Another physician friend who is a critical care specialist echoed those sentiments, saying that COVID 19 patients who are intubated often fail to get off of the ventilator. Their families, for their own safety, are kept away. Often, they don’t get to say goodbye.


That fact haunts my friend.


“The last little bit of humanity, the last human connection each of these patients may have is looking into the eyes of the person intubating them. And a lot of the time, that person is me,” he said.


He’s been having nightmares. That’s not a good thing when you’re not sleeping much to begin with. Worse still, in those nightmares, my friend keeps dreaming that he is the patient—intubated, watching his own numbers worsen, seeing his oxygen saturations decline and his blood pressure fall, knowing the inevitable is coming for him. He even dreamt of seeing a shroud-draped skeleton astride a pale horse waiting silently in the shadows of his ICU room.


“Do you know who that is?” he asked.


I did.


The Book of Revelation contains a reference to the Four Horsemen of the Apocalypse. The first three horsemen are Pestilence, War and Famine, all harbingers of the Last Judgement.


The Fourth Horseman, a skeletal rider on a pale horse, is Death.

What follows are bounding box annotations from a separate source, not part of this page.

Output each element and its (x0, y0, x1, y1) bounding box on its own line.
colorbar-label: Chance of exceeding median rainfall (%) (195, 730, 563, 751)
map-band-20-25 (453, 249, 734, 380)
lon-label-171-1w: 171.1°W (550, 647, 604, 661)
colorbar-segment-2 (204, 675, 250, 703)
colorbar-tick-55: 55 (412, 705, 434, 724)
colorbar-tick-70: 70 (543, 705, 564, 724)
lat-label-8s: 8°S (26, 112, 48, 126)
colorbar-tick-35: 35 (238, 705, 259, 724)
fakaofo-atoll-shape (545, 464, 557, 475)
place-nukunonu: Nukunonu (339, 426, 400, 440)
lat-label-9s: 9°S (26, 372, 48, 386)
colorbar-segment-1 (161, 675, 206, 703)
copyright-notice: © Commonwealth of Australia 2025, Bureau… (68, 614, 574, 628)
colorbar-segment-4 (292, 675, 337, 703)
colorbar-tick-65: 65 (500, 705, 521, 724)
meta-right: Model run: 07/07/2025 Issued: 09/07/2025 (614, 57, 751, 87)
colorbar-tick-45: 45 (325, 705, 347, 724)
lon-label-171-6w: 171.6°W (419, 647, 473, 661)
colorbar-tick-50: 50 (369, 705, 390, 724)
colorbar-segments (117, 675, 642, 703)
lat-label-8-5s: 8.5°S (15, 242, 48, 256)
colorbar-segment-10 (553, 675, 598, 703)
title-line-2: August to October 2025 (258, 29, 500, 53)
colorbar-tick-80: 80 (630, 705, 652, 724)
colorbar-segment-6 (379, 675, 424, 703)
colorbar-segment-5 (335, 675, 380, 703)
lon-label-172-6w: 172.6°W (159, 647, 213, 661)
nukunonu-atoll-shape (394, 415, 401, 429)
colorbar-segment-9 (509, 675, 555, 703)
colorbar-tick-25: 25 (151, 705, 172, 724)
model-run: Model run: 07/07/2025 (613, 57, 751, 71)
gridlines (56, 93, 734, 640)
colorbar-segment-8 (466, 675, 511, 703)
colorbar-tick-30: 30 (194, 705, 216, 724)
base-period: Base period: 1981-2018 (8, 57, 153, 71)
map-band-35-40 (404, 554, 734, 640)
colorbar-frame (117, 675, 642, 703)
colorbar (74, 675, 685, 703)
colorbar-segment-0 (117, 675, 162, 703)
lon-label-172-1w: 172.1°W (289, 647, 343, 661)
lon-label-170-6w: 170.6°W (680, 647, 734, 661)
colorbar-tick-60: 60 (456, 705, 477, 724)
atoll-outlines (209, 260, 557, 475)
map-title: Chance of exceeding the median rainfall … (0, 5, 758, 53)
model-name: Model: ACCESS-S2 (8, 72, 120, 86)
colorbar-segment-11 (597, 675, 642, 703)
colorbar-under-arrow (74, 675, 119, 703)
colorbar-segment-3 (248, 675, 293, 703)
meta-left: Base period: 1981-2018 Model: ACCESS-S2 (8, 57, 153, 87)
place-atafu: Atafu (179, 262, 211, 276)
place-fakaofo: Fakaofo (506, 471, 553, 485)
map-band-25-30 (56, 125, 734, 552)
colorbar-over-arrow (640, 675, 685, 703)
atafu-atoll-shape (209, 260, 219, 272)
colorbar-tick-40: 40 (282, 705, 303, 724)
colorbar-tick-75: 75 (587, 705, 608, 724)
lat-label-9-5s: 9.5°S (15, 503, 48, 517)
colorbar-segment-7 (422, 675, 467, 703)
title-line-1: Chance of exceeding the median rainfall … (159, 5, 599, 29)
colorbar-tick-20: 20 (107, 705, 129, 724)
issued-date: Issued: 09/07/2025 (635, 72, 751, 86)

There are the sorts of things physicians and other health care workers must push out of our minds in times like these. You can’t dwell on them. You can’t even think about them. Because thinking about them interferes with each of us being able to do our job—and our job is to get people well.


I begin my inpatient hospital week at St. Joseph’s/Candler this weekend. I will certainly see COVID 19 patients during my week there, and that’s OK. We take care of who we’re asked to take care of. That sort of thing goes with the territory. Although I’m very cautious, I’m not scared of it. And while I know we can’t save everybody, we’re damned sure going to try.


I’ll take this as a good omen: I have a friend in Atlanta who has been hospitalized with COVID 19. He’s been on a ventilator for two weeks, sedated, and has had a pretty rough time. But the latest message from his daughter, this Thursday, was this: “My dad beat all of the odds. He is successfully off the vent, extubated and breathing on his own!”


As we move into what looks to be a stressful Easter weekend, that’s the kind of news I desperately needed to hear.